Oh joy! Since I live just north of a hurricane I am always watching the weather come 01 June….and now we have our first storm in the Caribbean, Elsa…..
Florida may soon feel the wrath of Elsa—and it’s going to be windy, not icy. Hurricane Elsa, which was preceded by Tropical Storms Ana, Bill, Claudette, and Danny, is the first hurricane of the 2021 Atlantic hurricane season and the earliest E-named storm on record, reports AccuWeather. The previous record was held by Tropical Storm Eduardo, which formed on July 6 last year. Elsa lashed the eastern Caribbean with heavy rain and winds early Friday and it is on a course that could bring it to Florida early Tuesday, the AP reports.
The storm hit Barbados early Friday, and a hurricane watch is in place for islands including St. Vincent, where many people are still in shelters after volcanic eruptions earlier this year. The National Hurricane Center says tropical storm conditions are expected in Haiti and the Dominican Republic Saturday. The center says there is a risk of storm surge and other conditions in Florida early next week, but the “forecast uncertainty remains larger than usual due to Elsa’s potential interactions with the Greater Antilles this weekend.”

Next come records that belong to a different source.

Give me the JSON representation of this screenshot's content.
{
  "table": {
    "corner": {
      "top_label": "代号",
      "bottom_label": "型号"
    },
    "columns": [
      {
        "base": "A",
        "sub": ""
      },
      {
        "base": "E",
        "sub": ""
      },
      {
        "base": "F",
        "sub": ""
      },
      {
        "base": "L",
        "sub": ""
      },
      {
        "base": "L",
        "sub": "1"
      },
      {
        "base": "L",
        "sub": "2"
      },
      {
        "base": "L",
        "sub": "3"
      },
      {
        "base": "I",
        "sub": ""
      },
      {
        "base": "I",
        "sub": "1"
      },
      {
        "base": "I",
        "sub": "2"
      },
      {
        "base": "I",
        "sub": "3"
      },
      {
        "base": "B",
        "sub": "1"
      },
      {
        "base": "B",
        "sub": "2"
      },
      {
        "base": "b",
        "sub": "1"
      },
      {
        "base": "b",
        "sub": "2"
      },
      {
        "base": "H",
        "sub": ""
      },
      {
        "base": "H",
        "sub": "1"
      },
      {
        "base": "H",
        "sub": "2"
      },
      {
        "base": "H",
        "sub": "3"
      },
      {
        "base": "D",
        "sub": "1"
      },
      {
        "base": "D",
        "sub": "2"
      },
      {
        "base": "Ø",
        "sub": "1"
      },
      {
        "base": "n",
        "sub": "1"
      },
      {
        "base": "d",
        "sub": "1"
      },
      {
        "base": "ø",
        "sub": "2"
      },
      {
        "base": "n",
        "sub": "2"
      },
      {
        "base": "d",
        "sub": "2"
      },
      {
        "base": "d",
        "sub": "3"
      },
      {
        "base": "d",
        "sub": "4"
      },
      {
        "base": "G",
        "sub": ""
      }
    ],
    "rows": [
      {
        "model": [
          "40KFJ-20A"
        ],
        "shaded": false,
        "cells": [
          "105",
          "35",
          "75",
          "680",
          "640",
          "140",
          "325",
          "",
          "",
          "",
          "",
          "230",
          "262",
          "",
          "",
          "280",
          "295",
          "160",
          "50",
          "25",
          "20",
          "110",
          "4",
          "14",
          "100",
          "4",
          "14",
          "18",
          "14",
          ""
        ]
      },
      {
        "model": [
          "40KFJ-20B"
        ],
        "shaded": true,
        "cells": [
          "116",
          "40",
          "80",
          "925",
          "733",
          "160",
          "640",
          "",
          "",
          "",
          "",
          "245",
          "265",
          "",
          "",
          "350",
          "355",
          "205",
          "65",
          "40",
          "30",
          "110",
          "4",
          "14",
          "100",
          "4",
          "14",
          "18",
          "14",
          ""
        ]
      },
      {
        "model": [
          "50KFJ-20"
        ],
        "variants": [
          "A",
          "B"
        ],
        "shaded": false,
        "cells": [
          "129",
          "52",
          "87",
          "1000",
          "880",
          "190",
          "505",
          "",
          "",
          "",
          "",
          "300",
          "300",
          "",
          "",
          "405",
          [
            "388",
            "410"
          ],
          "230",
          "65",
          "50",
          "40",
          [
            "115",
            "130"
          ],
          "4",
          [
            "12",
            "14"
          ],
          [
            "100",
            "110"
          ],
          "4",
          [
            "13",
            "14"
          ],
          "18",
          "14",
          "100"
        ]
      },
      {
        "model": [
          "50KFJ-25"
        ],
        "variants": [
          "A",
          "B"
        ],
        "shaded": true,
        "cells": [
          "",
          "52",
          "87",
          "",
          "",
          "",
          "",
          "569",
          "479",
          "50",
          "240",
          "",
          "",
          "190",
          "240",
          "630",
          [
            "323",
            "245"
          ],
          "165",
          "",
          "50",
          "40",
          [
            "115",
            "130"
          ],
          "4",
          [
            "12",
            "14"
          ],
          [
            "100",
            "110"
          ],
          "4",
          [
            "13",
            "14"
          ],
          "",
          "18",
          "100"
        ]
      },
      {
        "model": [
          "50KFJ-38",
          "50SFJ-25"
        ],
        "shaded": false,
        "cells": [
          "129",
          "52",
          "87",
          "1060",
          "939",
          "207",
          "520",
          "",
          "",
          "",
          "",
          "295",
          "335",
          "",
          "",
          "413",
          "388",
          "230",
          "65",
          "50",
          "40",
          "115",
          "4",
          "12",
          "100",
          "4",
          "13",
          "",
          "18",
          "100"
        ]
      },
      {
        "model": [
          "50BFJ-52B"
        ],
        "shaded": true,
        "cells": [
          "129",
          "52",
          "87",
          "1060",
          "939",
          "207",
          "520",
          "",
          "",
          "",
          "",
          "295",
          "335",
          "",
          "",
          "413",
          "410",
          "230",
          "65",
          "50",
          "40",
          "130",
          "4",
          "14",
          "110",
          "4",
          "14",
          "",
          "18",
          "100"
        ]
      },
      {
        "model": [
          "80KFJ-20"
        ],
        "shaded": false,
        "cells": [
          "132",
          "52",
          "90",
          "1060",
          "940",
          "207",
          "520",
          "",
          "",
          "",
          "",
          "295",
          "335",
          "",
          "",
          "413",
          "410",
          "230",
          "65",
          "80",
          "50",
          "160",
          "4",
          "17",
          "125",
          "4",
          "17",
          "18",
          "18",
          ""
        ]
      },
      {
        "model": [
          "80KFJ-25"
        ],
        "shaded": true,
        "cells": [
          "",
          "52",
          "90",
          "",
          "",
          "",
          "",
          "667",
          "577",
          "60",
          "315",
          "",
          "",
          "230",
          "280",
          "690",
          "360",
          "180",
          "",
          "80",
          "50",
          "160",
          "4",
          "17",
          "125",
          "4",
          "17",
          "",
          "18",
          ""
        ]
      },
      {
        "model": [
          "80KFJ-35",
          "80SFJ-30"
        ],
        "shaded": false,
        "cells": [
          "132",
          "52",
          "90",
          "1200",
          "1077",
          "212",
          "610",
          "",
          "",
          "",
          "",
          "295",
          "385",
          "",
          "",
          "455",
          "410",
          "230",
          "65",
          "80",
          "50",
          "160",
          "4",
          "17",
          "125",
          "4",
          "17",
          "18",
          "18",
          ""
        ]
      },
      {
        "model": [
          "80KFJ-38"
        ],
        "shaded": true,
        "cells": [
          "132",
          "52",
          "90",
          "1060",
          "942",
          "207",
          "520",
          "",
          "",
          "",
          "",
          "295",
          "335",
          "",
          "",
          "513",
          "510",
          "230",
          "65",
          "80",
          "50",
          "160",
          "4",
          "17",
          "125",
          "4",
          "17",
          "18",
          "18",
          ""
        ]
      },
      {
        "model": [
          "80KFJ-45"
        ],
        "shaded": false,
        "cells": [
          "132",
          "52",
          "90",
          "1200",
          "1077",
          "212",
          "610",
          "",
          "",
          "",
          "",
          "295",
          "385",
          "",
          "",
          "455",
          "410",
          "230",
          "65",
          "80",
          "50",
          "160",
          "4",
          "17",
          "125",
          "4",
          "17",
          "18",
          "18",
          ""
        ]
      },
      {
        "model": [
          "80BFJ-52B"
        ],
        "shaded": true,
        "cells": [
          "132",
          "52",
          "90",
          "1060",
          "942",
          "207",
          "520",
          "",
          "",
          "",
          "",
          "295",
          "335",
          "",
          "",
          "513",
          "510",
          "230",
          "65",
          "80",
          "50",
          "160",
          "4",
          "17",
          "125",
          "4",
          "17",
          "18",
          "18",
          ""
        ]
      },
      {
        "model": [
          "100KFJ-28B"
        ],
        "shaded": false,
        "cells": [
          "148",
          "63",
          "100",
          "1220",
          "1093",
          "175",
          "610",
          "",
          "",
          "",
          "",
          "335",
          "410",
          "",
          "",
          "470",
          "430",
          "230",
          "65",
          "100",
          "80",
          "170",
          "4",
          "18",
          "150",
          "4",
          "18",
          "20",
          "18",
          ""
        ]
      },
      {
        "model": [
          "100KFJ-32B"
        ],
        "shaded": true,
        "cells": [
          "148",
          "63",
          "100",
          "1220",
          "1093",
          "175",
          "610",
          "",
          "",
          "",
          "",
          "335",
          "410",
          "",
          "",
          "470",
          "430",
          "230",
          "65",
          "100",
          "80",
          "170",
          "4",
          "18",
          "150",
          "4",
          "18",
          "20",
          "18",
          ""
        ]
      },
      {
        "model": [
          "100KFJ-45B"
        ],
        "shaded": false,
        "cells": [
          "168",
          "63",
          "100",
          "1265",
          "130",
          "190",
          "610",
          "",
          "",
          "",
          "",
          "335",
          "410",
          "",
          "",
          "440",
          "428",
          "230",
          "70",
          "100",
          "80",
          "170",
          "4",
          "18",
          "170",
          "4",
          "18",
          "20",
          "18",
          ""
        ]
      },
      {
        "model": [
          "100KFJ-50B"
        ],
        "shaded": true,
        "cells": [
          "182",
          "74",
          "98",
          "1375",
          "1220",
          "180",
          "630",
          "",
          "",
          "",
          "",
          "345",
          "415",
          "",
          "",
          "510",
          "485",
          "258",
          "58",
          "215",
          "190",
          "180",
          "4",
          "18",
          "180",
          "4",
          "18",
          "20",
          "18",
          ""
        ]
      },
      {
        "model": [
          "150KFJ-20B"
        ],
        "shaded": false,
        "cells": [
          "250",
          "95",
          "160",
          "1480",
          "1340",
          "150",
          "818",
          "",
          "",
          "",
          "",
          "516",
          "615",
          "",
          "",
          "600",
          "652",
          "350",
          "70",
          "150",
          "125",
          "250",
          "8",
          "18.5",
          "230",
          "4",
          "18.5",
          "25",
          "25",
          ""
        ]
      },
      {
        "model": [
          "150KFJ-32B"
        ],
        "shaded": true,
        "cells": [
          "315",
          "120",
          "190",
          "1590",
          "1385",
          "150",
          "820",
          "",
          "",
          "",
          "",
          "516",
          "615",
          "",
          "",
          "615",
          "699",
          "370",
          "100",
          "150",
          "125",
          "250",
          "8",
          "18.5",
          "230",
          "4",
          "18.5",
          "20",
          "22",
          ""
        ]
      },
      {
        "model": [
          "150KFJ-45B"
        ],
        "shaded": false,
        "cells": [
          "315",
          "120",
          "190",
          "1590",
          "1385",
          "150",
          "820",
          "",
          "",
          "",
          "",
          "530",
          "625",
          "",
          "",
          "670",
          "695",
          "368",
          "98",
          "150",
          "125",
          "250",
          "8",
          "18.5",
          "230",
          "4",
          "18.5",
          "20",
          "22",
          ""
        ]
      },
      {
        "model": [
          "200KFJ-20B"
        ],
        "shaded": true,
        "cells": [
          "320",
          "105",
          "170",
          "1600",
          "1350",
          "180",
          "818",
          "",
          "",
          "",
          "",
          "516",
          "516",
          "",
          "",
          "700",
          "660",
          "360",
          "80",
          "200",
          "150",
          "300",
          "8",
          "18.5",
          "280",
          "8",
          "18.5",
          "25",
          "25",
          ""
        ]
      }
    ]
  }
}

Florida does not need any more bad news….
Now for the actual news that you may be able to use…..
Covid is still making news….less than half of the nation’s population is fully vaccinated…..I can say here that I am one of those that has had the full course…….
There is always bad news about the virus in the MSM…..but once in awhile there is good news….and this is one of those rare reports.
Anyone who received a double dose of either the Pfizer or Moderna vaccines may not need a booster shot anytime soon. A new study in Nature suggests that the mRNA vaccines provide years of protection—maybe even a lifetime of it, reports the New York Times. One big caveat: The virus is ever-evolving, and a significant new variation could make boosters necessary. The peer-reviewed study did not explicitly address the new Delta strain, which is thought to be particularly contagious, notes Forbes. Nor did the sample study include anyone who received the single-dose Johnson & Johnson vaccine, though lead researcher Dr. Ali Ellebedy of Washington University in St. Louis says the J&J immune response would likely be less robust over the long run. But on the mRNA vaccines, the news is better.
“It’s a good sign for how durable our immunity is from this vaccine,” says Ellebedy. The study buttresses earlier research suggesting that people who recovered from COVID retained protection for nearly a year, notes Fox News. The new study set out to see if the vaccines could provide similar protection, and certain cells found in recipients’ lymph nodes suggest they do. As for the worrisome variants, a University of Washington immunologist in Seattle has a counter to that based on the research. “Everyone always focuses on the virus evolving—this is showing that the B cells are doing the same thing,” Marion Pepper tells the Times. “And it’s going to be protective against ongoing evolution of the virus, which is really encouraging.”
Makes me smile since I was given the Moderna vaccine…..I was not looking forward to a booster ever so often…..
There are a few things that need to be reported around the virus….
New, varied medical issues are plaguing hundreds of thousands of people who contracted COVID-19, even those who didn’t become ill from the coronavirus, a study has found. The study, the most comprehensive of its kind, examined the insurance records of almost 2 million US patients who caught the virus in 2020, the New York Times reports. The findings mean the nation’s health care system, as well as COVID patients, will have to adapt to the disease’s lasting effects, experts cautioned. The study was conducted by FAIR Health, a nonprofit. The report said:
- The conditions people most often sought treatment for are pain, often in nerves and muscles; breathing problems; high cholesterol; and high blood pressure.
- 5% of patients, more than a fifth of those who reported post-COVID problems, had new pain.
- Breathing problems accounted for 3.5% of the reports.
- Malaise and fatigue, which can include the brain fog that patients with long COVID have reported, affected almost 3% of the patients.
- Those in their 40s and 50s, especially, reported high cholesterol and high blood pressure.
- More than half of the 2 million people who’d had COVID-19 had no symptoms, while 40% had symptoms but didn’t need to be hospitalized.